Devils & Thieves (Devils & Thieves #1)(17)



“You sound like Alex,” I said sleepily.

“Alex is a smart girl,” he replied, stroking my hair. “You going to introduce me?”

“Let’s take it slow, seeing as her brother blew up my mom’s plans for edible world peace or whatever she said.”

Darek snorted. “Fair enough. And Jemmie? Thank you.”

“For what?” I was drifting now, right on the cusp of deep slumber.

He tightened his arm around me, his fingers finding a bare sliver of flesh above my jeans; my stomach thrilled at the touch. If I couldn’t have my best friend right now, at least I could have my second-best friend, who was very hot, and very warm, beside me. “For being who you are.”

I squeezed my eyes shut and pressed a smile into his shoulder. Maybe this could work. Maybe all of it would work. The Devils and the Deathstalkers would shake hands and become allies. I could love Darek. I could practice my magic. Alex and I would smooth things over, and we’d go right back to having fun. The next few days were full of promise and possibility.

Of course, this was how I’d felt last year, just before the festival, when my hope for a relationship with Crowe fell apart—and just before Crowe’s father crashed on that lonely road in rural Louisiana. But in Darek’s arms, sliding into a river of dreams, I couldn’t help but hope that Old Lady Jane’s dire predictions were dead wrong.





FIVE


I WOKE TO THE SOUND OF MY MOTHER CURSING AT THE coffee machine in the kitchen. I rolled over and found the other side of the bed empty. With bleary eyes, I checked my phone. One text from Darek and none from Alex.

Had to go join the guys for a breakfast gathering, his text said. I’ll catch up with you later.

At eight in the morning? I threw the blankets back, unreasonably sad and irritated that he’d disappeared without waking me. I hadn’t slept so well in weeks.

“What’s wrong?” I croaked when I shuffled into the kitchen.

Mom sighed. “I’m exhausted, and I can’t get this stupid coffee pot to work.” She stood there in a raggedy old band T-shirt and men’s boxer shorts, glaring at the coffee maker as if considering all the terrible things she wanted to do to it.

“Move,” I said, and she stepped aside, pulling herself up on the counter, well out of my way.

Our coffee maker was possibly older than I was and just as stubborn. There was a trick to getting it to work. I unplugged it, flipped the On/Off switch a few times, then plugged it back in. It gurgled to life and a huff of steam escaped the crooked reservoir lid as hot coffee finally dripped into the pot.

I grabbed us each a mug.

As I spooned sugar into the cups, Mom gestured at the scorch mark on the counter. “That has Crowe Medici written all over it.

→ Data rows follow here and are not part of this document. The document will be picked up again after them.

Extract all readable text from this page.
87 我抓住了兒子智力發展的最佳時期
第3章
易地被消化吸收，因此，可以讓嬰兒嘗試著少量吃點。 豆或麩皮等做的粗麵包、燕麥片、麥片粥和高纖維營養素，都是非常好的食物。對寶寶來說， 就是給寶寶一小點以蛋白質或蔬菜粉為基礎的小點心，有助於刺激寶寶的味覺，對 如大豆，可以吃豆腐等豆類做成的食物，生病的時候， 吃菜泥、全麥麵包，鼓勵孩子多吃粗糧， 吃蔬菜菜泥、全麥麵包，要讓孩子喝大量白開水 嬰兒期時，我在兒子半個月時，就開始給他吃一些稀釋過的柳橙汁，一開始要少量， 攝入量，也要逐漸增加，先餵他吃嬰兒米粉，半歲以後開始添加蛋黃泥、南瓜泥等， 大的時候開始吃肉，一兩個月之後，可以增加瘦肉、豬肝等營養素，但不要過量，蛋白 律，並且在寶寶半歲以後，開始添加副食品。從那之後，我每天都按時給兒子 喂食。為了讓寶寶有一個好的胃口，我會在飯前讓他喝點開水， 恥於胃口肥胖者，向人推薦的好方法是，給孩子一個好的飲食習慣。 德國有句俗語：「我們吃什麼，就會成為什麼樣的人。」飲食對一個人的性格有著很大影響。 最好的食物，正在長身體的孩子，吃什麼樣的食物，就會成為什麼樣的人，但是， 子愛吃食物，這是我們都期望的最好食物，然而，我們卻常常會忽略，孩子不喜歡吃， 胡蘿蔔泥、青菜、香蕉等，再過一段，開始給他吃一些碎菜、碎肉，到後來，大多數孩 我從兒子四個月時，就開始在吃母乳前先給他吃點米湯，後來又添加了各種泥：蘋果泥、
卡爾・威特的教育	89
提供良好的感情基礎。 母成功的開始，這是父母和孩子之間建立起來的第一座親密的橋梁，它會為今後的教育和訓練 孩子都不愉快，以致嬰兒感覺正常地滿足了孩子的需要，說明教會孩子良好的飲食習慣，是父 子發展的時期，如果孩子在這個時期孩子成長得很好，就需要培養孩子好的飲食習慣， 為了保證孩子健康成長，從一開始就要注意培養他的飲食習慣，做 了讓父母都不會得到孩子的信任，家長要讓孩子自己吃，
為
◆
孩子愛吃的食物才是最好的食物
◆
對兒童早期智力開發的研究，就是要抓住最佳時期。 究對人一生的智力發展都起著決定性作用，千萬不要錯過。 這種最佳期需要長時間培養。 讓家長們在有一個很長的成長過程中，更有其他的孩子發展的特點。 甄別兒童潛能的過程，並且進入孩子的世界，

You introduce him to Darek?”

“Not a chance in hell.”

I avoided looking at the evidence of Crowe’s being here, the reality of it in stark daylight somehow more troubling than it had been in the semi-darkness of night. “Crowe gave me a ride home.”

“And he was so overcome with joy at seeing you home safely, he left a permanent scorch mark on my glorious counter?”

“It’s orange laminate, Mom.”

“You are avoiding the question.”

“That was a question?”

She frowned. The morning light filtering in through the window at her back rimmed her in a pearlescent haze. She’d scrubbed the makeup from her smooth, light brown skin and tied her ebony hair into a messy topknot. There were faint shadows beneath her brown eyes, but they only served to make her look delicate instead of haggard.

Sometimes it hit me out of the blue how gorgeous she was when she wasn’t trying to be.

Both of my parents were beautiful beyond reason, but the older my mother got, the more slowly she seemed to age. My mom might not have had a lot of her family’s Cabrera merata magic, which made the people who possessed it invincible, but she must have inherited a few scraps. She’d never been sick in my entire life, and she looked better at thirty-five than I usually did at eighteen.

“What’s going on with you two?” Mom asked, and it took me a second to realize we were still talking about Crowe.

“Nothing.”

Mom hopped off the counter and poured her coffee, stirring in a truckload of powdered creamer. “What’s Darek think about it?”

I side-eyed her. “Why?”

She shrugged innocently. “Just wondering. I mean, from the look of it, the two of you have a thing, and I have to wonder how he felt when Crowe drove you home and then things got heated enough to barbecue without a grill.”

“It wasn’t like that.”

I’d never told her what had happened between Crowe and me, that we’d kissed, that it’d seemed like there was more to our relationship, only to have him ignore me afterward and act like a total jerk at last year’s festival and ever since, but she could sense that something had gone wrong, and she had obviously taken my side.

She looked thoughtful as she sipped her coffee. “Well, Darek seems nice. And safe.” For a moment, she stared out the window, toward the shed where Dad used to work on his bike. “Not a bad thing, especially for you.”

I poured myself some coffee while my throat tightened. “You mean because I can’t cast. Because you think I can’t keep up with Crowe or anyone like him.”